The Navy needs to improve its capabilities for repairing ships damaged in battle, including improving its planning, a new Government Accountability Office report finds.
The Navy's current maintenance capability presents several challenges when providing battle damage repairs, including the lack of established doctrine for battle damage repair, unclear command and control roles and a shortage of repair capacity, the June 2 report states.
Eight organizations are responsible for the Navy's 15 battle damage repair planning efforts, but no designated organization oversees these efforts, according to GAO.
"Without designated leadership, the Navy may be hindered in its efforts to address the many challenges it faces in sustaining its ships during a great power conflict," the report states.
The Navy also does not update ship vulnerability models over ship’s service lives, which could affect the models' accuracy, according to GAO.
"Without periodically assessing and updating its models to accurately reflect the ship's mission-critical systems, the Navy has limited its ability to assess and develop battle damage repair capabilities necessary to sustain ships in a conflict with a great power competitor," the report reads.

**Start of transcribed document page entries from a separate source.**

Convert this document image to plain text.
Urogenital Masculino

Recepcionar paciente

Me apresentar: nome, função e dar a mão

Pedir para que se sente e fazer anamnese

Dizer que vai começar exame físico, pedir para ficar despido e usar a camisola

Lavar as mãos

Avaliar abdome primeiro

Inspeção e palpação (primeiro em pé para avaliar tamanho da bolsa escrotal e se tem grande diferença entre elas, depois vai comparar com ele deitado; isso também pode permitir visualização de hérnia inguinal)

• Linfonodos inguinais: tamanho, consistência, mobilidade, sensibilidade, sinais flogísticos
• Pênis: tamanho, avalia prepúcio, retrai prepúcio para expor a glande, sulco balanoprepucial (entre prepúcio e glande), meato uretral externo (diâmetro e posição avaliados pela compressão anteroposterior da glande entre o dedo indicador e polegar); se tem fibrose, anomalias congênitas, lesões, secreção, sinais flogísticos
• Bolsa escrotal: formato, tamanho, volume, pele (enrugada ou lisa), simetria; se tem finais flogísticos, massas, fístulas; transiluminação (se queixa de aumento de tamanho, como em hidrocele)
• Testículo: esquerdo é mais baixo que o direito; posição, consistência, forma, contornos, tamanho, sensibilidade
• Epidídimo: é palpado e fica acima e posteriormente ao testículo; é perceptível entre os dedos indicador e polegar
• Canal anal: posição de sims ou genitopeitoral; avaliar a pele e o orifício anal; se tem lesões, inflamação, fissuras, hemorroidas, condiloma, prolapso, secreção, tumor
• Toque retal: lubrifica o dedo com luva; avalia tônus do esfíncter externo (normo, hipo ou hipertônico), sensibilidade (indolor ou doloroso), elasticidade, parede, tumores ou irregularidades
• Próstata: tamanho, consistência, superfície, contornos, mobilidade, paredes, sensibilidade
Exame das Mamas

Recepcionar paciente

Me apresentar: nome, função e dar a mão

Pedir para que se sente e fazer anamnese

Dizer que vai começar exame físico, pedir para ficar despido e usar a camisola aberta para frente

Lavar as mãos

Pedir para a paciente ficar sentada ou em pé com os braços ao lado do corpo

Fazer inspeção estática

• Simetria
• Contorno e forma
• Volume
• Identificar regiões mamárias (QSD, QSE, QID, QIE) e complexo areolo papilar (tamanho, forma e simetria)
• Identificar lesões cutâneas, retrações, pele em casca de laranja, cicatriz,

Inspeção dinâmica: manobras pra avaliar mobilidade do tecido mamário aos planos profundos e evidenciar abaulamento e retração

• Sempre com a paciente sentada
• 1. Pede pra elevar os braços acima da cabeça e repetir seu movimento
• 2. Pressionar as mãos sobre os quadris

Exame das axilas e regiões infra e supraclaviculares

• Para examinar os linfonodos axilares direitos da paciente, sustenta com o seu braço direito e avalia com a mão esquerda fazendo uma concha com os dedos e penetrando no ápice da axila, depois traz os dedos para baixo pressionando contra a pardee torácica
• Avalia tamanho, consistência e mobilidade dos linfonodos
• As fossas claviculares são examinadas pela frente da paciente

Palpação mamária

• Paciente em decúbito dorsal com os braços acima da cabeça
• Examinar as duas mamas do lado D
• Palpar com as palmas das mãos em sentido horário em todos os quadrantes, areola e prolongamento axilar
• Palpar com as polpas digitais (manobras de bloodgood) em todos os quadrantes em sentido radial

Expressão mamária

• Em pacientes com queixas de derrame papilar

GAO recommends the Navy secretary designate an organization to oversee the development of the service's damage repair capability, designate an organization to clarify command and control responsibilities for executing battle damage repair, and require the Navy to periodically update ship vulnerability models.
The Navy partially concurred with GAO's recommendations, stating that NAVSEA is the organization to oversee the damage repair capability and command-and-control responsibilities. Also, the Navy told GAO that NAVSEA personnel will determine when to update ship vulnerability models.